It should be a marriage made in heaven. Barack Obama and Angela Merkel are quiet, pragmatic politicians less interested in grand gestures than in results. Merkel gives Washington someone to call when Europe is in crisis. Obama gives Europe the longed-for U.S. leader willing to invest in multilateralism and multinational institutions.
So why does a widening divide between Berlin and Washington threaten the entire Western alliance?
A fundamental shift in interests and outlook is leaving the United States and Germany with potentially irreconcilable differences.
U.S. grand strategy relies not just on diplomats, soldiers and sailors but also on trade negotiators. But economic initiatives serve geopolitical goals. Promotion of the Trans-Pacific Partnership, a promising multinational trade deal, is as much about establishing a counter to rising China as is the shift of more U.S. warships into Asian waters.

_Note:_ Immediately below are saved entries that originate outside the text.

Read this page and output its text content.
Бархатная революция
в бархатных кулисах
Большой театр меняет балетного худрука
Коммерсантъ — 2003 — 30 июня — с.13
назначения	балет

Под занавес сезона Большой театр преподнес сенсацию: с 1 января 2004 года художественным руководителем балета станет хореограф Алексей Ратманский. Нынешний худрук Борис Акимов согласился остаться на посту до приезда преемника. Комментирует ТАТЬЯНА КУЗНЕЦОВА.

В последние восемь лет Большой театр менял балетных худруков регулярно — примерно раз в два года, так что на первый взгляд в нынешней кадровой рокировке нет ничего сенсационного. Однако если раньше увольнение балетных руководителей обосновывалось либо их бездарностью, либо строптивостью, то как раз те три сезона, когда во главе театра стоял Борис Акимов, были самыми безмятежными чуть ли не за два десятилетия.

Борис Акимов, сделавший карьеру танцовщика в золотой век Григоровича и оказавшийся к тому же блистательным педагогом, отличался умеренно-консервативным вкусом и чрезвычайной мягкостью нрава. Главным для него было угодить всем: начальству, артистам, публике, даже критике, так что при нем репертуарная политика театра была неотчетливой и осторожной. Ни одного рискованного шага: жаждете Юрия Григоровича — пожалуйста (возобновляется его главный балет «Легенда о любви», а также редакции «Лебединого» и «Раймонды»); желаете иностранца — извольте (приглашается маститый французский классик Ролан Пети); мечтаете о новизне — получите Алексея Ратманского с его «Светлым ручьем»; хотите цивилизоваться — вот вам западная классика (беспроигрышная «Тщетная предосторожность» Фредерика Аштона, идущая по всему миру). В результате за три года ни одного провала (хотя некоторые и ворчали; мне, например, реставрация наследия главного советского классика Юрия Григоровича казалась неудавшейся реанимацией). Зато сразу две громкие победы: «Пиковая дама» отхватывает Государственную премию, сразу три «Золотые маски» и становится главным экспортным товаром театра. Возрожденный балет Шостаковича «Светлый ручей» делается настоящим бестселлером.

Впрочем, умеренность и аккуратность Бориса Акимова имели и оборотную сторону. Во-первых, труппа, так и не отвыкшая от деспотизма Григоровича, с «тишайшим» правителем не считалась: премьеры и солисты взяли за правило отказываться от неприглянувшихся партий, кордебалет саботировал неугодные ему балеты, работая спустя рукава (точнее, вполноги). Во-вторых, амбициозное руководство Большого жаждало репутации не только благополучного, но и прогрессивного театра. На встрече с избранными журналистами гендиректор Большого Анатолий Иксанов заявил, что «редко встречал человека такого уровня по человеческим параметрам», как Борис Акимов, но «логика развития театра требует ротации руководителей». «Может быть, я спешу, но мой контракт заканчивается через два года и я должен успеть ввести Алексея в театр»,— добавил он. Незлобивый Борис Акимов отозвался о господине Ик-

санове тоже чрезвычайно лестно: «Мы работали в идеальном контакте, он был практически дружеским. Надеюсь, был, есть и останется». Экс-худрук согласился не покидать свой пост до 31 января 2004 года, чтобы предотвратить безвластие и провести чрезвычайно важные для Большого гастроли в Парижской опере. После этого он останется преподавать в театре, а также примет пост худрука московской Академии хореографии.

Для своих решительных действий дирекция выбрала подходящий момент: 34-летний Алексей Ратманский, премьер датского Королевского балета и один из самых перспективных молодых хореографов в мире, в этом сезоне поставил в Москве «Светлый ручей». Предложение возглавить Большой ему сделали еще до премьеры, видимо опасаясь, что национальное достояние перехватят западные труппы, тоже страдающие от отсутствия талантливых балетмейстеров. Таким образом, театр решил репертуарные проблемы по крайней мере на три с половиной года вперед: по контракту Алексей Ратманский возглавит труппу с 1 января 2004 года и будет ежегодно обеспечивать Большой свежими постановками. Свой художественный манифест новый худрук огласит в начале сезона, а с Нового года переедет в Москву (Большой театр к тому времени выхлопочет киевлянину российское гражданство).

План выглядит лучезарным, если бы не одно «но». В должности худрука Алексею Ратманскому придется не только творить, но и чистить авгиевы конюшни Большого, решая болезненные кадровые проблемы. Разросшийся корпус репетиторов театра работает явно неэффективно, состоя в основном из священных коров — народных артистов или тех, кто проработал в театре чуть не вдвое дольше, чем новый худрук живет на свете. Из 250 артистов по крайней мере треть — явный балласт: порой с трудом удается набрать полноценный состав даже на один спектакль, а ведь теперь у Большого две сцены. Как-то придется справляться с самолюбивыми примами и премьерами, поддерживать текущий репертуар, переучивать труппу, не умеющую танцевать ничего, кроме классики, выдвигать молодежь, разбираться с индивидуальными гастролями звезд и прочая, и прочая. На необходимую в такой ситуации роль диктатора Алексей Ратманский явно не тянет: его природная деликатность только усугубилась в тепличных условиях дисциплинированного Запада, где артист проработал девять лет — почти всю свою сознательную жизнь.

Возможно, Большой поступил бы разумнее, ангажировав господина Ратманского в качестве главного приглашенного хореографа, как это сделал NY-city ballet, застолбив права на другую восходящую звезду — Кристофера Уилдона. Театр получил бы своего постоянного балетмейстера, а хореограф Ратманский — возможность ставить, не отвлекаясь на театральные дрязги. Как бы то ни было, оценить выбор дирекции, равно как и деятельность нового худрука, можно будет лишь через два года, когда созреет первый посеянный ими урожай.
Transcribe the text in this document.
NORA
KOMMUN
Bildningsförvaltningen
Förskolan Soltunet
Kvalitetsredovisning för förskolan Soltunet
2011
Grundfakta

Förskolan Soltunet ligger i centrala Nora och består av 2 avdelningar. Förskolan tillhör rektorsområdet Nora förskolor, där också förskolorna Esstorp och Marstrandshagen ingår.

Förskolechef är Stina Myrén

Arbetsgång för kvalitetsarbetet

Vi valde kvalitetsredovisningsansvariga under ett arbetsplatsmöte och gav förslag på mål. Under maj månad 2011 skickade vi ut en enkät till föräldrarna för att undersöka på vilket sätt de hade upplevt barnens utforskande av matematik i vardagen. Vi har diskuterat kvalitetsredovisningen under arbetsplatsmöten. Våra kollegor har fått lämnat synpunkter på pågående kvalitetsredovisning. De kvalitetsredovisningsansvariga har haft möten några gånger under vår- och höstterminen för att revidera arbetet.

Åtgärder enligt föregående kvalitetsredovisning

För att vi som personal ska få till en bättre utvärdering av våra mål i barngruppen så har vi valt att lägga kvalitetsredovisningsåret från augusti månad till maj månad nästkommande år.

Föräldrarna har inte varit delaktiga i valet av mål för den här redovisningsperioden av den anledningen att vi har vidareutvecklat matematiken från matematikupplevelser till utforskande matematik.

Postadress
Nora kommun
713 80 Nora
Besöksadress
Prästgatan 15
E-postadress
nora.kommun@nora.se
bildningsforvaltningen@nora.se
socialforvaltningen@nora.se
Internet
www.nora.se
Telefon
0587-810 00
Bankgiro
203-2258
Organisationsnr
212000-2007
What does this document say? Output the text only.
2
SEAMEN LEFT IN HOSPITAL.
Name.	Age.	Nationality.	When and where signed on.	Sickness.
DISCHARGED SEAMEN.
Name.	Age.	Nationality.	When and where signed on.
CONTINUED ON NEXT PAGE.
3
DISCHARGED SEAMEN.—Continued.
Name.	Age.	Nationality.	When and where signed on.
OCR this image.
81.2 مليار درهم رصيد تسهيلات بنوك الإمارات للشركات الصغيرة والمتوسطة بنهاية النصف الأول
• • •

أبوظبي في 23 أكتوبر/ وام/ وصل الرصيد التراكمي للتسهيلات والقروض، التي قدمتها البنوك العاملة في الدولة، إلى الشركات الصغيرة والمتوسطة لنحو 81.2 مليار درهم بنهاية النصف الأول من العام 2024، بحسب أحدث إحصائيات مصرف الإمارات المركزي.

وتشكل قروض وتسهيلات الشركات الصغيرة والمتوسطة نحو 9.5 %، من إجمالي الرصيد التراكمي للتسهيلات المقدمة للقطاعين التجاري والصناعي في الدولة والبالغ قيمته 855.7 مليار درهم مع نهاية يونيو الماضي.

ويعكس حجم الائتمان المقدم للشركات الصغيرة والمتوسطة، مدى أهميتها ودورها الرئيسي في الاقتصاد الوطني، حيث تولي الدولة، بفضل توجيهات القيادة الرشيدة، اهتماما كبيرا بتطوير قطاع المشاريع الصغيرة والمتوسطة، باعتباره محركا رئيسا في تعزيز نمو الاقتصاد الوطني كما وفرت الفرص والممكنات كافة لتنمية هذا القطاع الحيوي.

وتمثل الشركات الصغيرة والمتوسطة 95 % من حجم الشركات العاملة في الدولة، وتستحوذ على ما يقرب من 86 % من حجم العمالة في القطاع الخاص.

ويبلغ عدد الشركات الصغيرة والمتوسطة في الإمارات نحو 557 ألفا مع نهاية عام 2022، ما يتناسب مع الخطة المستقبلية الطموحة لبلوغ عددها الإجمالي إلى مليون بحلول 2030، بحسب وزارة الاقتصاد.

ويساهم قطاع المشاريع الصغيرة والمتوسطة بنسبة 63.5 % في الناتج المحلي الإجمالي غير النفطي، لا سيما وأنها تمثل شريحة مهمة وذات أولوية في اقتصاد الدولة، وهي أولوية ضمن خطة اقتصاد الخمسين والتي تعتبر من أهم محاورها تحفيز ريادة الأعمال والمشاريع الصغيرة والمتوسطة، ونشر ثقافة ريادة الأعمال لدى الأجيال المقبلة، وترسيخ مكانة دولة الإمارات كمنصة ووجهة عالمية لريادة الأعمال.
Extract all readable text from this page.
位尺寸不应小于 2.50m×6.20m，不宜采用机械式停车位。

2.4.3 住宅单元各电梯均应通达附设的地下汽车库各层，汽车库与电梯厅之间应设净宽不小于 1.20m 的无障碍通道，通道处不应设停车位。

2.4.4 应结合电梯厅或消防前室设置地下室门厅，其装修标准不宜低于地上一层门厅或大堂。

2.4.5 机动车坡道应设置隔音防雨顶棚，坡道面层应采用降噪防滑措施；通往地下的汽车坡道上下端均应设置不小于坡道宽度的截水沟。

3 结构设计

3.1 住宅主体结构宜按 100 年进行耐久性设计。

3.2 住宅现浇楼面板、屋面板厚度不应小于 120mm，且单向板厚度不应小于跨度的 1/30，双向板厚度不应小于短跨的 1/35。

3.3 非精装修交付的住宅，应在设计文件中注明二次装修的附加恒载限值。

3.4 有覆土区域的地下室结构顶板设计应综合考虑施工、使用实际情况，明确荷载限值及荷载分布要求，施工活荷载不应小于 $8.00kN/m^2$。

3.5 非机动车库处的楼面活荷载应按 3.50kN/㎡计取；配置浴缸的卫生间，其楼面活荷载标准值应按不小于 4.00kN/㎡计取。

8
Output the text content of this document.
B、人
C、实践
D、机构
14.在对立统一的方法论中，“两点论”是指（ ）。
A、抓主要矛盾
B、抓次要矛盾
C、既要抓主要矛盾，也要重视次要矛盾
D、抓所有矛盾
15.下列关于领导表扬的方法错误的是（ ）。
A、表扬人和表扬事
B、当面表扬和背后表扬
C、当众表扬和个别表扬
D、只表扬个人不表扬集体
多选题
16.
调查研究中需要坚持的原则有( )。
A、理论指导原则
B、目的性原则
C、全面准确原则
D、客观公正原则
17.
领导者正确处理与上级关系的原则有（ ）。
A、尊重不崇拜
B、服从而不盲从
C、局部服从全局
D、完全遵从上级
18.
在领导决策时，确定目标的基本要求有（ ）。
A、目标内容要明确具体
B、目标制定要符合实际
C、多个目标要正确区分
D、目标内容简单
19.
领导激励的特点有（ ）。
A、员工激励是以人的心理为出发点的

German officials, on the other hand, are focused ever more narrowly on economic stability and sustainability. Before the euro zone descended into crisis, Germany appeared to be becoming a “normal” Western power, interested in extending its political influence and willing to commit troops to defend its liberal values and security in Kosovo and Afghanistan. More recently, however, Germany has become less multilateral, at least on security questions, and less willing to transfer sovereignty to supranational institutions such as the European Union or to take part in international missions. The result is a strange mix of economic assertiveness and military abstinence. Germany has become a geo-economic power, using commerce to extend its influence and advance its interests.